Los hijos de parejas de lesbianas no se diferencian de los que crecieron con mamá y papá.

Lo dice un estudio iniciado en 1987 por la psiquiatra Nanette Gartrell, académica de la Escuela de Leyes de la Universidad de California en Los Angeles (UCLA), seguido desde entonces con un grupo de familias en las ciudades de Boston, San Francisco y Washington, y recién publicado en la revista New England Journal of Medicine.

Gartrell y su equipo reclutaron 84 parejas, y ahora 77 de aquellos bebés concebidos con donaciones de semen y criados en hogares con dos mamás rondan los 25 años.

Conclusión: los hijos de parejas de lesbianas no tienen más problemas emocionales ni de conducta que una muestra representativa de hombres y mujeres de su misma edad criados por parejas heterosexuales.

Las relaciones con sus respectivas esposas y esposos, familiares y amigos funcionan al mismo nivel. Y no han sido más propensos a que les diagnostiquen trastornos psiquiátricos que los adultos jóvenes criados por parejas heterosexuales.

La única diferencia es la preferencia sexual, no de sus padres, como suele decirse, sino de sus madres.

En dos fases anteriores de la investigación, cuando los niños tenían 10 y 17 años, los resultados habían sido semejantes: están bien. Pero faltaba la prueba de fuego, cuando remontaran la adolescencia, llegaran a la adultez y comenzaran a formar sus propias familias.

Cuando empezamos a reclutar madres potenciales para el estudio, le dijo Gartrell a Los Angeles Times, los pronósticos eran tan inciertos como la existencia misma de la investigación.

Según ella, entonces los tribunales estaban empezando, y ya desde los años 70, a lidiar con casos de parejas lesbianas que querían adoptar hijos.

Los jueces pedían hacer con urgencia estudios científicos sobre el desarrollo de niños que crecieran en esas condiciones, y a todo el mundo le parecía formidable la idea, pero nadie estaba dispuesto a meter la mano en el bolsillo para pagar las investigaciones.
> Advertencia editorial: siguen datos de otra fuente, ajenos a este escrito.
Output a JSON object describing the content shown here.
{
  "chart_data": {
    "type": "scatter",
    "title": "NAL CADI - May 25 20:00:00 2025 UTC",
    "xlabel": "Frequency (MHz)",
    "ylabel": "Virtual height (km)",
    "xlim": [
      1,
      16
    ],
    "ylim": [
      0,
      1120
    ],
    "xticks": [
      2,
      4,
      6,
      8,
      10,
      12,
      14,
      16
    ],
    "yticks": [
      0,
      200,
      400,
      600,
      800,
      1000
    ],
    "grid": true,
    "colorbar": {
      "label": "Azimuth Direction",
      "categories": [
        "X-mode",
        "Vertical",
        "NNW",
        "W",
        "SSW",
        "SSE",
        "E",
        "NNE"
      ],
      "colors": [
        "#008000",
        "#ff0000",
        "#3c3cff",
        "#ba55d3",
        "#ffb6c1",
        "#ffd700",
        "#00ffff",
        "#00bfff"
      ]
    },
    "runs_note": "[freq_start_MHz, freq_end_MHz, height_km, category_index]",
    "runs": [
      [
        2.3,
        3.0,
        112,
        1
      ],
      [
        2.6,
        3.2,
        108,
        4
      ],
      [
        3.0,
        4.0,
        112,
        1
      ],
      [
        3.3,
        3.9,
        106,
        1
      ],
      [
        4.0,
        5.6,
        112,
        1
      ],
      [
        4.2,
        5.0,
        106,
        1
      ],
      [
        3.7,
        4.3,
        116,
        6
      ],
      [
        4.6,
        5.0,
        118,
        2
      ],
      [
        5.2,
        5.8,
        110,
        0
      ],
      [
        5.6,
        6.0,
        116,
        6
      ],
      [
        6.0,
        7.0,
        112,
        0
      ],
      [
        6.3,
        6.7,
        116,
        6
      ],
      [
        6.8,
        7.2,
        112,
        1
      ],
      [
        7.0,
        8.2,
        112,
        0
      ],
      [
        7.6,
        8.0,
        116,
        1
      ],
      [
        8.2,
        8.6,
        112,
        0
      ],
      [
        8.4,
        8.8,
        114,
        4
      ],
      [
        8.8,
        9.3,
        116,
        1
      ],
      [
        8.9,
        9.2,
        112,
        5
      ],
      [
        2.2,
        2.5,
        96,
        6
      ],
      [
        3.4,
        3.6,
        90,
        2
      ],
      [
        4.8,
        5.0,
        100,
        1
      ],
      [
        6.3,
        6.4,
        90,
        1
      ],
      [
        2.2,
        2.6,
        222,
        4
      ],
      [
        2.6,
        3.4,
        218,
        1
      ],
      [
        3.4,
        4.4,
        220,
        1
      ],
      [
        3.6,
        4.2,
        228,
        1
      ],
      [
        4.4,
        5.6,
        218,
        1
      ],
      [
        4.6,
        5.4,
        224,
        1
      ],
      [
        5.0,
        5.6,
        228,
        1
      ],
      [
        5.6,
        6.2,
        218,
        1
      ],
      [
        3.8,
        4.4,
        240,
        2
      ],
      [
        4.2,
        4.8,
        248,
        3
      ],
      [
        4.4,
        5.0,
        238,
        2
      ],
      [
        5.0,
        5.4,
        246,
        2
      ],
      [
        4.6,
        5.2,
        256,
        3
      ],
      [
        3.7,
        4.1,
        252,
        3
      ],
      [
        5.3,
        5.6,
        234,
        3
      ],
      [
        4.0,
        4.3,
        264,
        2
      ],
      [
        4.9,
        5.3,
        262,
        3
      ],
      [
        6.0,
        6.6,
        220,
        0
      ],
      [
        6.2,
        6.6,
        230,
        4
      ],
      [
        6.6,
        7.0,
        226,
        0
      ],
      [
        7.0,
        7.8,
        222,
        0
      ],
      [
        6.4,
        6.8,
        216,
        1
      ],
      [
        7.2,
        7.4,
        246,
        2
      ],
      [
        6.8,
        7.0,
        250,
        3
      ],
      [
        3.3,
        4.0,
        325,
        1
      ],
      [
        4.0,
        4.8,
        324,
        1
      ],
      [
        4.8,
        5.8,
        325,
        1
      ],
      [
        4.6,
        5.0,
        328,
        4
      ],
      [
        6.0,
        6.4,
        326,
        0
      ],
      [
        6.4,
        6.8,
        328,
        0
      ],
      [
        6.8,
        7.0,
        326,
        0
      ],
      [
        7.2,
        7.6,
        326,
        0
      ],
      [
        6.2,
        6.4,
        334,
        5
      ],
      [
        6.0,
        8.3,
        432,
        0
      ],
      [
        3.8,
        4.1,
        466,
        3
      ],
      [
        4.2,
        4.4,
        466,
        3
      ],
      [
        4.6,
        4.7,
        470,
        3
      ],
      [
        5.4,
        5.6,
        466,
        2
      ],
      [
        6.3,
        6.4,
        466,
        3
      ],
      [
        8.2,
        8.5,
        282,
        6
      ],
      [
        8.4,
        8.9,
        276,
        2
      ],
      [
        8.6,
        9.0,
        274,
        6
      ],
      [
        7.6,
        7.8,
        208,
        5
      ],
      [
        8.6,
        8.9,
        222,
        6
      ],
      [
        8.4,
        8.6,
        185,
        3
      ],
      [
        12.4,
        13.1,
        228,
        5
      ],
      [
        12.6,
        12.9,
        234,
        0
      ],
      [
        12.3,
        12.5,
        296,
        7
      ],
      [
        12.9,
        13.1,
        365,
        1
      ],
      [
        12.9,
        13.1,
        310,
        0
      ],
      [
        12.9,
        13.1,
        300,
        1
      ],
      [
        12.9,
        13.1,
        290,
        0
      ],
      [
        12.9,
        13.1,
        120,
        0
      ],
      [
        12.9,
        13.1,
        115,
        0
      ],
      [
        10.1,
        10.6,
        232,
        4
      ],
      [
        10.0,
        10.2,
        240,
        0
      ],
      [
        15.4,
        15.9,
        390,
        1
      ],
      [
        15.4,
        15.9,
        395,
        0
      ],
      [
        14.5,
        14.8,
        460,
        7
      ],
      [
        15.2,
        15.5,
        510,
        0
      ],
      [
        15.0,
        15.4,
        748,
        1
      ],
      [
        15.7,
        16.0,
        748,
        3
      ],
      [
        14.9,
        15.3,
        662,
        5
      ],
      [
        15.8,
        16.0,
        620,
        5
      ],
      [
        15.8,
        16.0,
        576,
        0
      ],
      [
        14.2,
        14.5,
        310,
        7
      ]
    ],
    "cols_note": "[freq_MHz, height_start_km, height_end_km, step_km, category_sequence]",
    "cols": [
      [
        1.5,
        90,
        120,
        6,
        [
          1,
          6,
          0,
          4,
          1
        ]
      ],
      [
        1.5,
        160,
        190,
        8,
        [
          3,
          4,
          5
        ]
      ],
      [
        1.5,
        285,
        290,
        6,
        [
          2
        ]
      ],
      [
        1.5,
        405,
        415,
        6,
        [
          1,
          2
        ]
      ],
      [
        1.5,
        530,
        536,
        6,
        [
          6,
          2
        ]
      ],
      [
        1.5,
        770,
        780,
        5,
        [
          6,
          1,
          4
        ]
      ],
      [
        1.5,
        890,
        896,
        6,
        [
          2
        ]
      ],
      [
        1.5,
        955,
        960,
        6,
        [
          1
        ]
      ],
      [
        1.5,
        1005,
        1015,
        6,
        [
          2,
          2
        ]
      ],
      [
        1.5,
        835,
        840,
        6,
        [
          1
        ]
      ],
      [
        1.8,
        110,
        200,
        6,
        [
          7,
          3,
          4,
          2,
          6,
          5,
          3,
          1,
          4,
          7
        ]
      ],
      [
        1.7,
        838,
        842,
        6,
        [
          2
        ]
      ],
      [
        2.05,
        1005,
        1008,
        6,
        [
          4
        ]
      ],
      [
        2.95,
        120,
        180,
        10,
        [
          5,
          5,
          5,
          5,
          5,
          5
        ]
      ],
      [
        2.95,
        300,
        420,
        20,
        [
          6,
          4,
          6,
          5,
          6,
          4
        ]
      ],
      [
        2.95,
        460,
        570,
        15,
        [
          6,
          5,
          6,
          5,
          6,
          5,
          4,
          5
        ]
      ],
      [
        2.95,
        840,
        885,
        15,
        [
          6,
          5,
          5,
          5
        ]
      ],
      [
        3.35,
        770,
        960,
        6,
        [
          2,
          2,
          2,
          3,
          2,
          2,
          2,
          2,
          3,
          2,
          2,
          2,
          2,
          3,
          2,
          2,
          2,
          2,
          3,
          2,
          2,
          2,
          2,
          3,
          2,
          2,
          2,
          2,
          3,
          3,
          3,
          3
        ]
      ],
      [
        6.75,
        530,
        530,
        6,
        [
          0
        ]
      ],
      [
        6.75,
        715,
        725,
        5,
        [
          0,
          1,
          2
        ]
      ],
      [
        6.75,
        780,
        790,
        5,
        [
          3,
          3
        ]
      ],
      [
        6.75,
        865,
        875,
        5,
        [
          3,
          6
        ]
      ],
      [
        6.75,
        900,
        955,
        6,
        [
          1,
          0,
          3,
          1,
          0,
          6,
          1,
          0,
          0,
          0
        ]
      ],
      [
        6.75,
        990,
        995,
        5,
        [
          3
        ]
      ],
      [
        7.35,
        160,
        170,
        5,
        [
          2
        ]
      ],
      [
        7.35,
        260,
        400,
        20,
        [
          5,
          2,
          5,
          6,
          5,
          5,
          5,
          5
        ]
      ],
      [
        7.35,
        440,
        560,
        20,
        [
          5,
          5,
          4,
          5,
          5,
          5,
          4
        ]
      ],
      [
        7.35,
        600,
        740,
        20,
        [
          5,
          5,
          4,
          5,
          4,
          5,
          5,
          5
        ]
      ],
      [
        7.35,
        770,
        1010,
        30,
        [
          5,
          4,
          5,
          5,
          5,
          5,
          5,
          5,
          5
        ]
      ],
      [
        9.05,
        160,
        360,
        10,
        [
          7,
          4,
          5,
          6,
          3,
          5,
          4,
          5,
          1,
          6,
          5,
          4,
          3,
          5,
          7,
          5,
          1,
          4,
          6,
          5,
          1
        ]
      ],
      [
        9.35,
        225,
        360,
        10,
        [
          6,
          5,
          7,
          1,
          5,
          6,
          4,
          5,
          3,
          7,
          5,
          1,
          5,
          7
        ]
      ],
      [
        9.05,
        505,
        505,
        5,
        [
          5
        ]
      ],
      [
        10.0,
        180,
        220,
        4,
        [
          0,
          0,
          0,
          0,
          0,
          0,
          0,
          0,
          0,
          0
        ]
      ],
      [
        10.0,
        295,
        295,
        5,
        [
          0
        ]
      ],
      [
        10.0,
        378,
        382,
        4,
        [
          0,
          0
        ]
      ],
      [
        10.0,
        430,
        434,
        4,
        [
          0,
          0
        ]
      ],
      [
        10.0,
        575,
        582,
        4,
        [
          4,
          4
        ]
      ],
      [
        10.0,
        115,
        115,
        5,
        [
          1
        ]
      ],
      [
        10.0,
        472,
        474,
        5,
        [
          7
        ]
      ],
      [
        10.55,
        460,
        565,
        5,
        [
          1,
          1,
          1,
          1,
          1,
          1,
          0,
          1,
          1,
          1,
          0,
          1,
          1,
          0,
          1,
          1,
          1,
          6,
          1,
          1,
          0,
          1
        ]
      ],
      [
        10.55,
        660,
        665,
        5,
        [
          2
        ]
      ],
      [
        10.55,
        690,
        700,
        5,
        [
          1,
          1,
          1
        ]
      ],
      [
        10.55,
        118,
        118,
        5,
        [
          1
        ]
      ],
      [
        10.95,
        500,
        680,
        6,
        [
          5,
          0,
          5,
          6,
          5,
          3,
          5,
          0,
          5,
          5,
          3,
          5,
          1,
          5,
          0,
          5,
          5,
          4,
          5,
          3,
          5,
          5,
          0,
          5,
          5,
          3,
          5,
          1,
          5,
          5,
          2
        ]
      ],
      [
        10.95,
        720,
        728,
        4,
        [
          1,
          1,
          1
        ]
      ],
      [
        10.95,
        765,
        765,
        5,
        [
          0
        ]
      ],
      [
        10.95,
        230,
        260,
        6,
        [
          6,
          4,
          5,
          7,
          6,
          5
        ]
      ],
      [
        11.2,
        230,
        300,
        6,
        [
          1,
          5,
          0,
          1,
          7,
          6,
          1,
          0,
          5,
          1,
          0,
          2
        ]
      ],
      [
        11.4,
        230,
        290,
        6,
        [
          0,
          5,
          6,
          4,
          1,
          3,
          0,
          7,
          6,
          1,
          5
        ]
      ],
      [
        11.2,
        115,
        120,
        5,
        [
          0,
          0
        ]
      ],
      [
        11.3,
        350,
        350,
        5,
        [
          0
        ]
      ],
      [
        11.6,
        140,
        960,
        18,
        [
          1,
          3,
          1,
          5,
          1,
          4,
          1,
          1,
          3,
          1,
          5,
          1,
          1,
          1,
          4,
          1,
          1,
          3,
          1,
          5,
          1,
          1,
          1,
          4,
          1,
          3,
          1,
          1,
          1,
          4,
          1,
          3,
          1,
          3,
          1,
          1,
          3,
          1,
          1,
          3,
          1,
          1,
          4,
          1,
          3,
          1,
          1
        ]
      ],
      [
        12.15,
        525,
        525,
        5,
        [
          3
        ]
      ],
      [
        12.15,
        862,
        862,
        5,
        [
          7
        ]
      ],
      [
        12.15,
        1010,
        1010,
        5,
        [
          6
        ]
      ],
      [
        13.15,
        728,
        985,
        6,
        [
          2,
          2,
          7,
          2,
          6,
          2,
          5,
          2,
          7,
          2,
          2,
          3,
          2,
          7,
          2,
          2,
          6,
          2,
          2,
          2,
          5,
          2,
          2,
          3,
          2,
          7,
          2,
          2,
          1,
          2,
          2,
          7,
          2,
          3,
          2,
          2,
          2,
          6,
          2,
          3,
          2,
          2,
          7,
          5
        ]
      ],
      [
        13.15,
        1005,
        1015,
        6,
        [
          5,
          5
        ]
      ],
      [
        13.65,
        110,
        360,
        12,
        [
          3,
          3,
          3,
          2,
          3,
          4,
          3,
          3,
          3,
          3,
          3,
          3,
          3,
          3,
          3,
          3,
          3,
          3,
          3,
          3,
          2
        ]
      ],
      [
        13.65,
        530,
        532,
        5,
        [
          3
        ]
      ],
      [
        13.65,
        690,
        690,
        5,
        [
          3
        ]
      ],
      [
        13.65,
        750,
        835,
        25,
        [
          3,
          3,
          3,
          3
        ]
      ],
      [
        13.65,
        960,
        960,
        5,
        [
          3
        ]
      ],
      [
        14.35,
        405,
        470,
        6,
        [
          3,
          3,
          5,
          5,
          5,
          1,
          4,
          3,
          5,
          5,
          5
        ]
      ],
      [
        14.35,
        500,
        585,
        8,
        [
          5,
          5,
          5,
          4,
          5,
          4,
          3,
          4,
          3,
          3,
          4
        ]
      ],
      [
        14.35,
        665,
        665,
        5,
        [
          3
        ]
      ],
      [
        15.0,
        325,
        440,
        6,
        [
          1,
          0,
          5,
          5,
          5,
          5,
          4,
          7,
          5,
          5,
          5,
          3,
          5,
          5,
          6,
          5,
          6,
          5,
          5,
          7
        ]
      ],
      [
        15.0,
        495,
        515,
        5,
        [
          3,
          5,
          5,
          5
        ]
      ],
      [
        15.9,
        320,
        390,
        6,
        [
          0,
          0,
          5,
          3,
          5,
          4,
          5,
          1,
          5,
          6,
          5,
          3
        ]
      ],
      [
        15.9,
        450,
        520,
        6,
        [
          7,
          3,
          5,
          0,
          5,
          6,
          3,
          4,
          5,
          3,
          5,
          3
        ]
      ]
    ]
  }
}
Sobre todo, teniendo en cuenta que se trataba de años y décadas de estudio.

Los bancos de esperma flexibilizaron sus regulaciones y las parejas de lesbianas empezaron a tener hijos no sólo adoptados. Eran los años en que esas madres temían que se los quitaran, y por eso costaba trabajo convencerlas para que se expusieran a un medio científico y a hacer más visible su vida privada.

El 92% de las familias reclutadas inicialmente han seguido estando disponibles para cada fase de la investigación, incluyendo la más reciente, que ha dado estos resultados.

Andrew Cherlin, sociólogo de la Universidad Johns Hopkins y autor de investigaciones sobre el desarrollo de niños de padres divorciados, le dijo a Los Angeles Times que los resultados del estudio de Gartrell y su equipo coinciden con muchos de los que conoce, pero que, considerando que el 91% de las parejas que reclutó están formadas por personas de la raza blanca con alto nivel de educación, "necesitamos saber más" sobre niños criados por padres homosexuales de minorías y con bajo nivel escolar.